I took one of the glasses. The lemonade was tooth-achingly sweet, but tasty all the same. “What do you mean, the sugar will help regenerate his luck?”
“All right.” Cylia sat. “This is where we get into things that you’re going to have to take my word for, because you literally don’t have the senses to understand them.”
“Huh?” said Sam.
“Jinks and mara—their cousins—have an extra organ in their brains,” I said. “It’s sort of like the electroreceptor organs you find in sharks. It lets them see things that are invisible to the rest of us.”
“Like luck?” asked Sam dubiously. “That doesn’t sound like a real thing.”
“If everything that didn’t sound real would have the decency to stop existing, the world would be reduced to what could be reasonably detected by a jellyfish, and I wouldn’t need to pay my water bill,” said Cylia. “Jinks see luck. It’s everywhere, on everything. It . . . accretes like dust, sticking to whatever it touches until it rubs off, or gets used up, or blows away. Luck isn’t a thing you earn. It’s a thing you have.”

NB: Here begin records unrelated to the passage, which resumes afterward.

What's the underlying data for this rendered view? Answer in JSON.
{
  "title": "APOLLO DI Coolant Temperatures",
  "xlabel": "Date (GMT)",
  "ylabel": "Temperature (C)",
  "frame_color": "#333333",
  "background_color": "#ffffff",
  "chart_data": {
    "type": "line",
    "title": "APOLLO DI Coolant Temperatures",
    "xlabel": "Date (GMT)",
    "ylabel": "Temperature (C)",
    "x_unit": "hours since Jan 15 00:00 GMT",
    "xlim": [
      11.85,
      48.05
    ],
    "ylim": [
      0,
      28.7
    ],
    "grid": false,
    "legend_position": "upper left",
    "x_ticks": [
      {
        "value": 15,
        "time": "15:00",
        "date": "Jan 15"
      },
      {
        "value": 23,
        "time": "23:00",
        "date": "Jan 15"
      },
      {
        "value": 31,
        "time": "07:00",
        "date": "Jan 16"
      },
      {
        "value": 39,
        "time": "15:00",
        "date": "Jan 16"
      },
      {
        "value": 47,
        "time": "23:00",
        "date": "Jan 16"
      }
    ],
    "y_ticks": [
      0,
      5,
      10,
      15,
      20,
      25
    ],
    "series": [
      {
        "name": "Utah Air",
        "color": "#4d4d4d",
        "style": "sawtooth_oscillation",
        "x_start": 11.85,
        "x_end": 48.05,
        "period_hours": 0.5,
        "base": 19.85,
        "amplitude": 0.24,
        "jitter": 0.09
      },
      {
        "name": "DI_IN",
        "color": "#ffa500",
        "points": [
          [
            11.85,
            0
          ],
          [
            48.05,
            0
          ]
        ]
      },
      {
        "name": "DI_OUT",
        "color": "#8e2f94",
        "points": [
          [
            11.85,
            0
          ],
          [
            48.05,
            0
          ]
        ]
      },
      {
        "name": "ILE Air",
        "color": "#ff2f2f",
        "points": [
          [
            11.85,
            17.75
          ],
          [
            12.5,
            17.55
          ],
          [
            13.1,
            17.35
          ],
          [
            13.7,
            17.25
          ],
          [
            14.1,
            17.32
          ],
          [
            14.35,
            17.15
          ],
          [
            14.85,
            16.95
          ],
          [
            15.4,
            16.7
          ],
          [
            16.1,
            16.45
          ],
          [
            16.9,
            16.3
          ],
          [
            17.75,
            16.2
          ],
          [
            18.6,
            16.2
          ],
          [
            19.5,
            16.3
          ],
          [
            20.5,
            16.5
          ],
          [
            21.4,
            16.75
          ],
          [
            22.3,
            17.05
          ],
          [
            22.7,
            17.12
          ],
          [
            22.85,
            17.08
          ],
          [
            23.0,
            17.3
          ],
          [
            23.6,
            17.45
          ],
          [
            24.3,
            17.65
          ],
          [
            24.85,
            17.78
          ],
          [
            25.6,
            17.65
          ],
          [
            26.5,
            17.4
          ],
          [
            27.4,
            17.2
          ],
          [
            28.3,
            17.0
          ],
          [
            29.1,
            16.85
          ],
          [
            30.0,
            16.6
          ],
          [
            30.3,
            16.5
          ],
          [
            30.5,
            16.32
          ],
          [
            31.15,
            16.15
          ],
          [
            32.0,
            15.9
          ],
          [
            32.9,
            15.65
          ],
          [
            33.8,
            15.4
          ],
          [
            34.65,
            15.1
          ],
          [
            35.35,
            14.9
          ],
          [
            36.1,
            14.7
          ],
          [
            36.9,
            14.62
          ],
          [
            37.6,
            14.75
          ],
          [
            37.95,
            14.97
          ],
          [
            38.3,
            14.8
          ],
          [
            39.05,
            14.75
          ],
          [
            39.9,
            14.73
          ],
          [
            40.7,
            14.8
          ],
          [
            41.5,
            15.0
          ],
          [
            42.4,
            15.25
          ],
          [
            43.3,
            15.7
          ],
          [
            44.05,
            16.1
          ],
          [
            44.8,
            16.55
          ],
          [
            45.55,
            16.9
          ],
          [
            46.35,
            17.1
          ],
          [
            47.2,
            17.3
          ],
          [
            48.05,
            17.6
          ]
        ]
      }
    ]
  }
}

“Isn’t that distracting?” asked Sam.
“Is color vision distracting? Because there are people who don’t have that, and they probably think the rest of us are weird, the way we run around seeing red and green all the time. How about depth perception? Or any of the other things that vision can do? I was born seeing the luck, and so it’s normal to me. If you took it away, that would become distracting.” Cylia laughed uncomfortably. “Right now, you’re distracting. Looking at you is like looking at . . . like looking at a hole. There’s no good, there’s no bad, there’s no nothing.”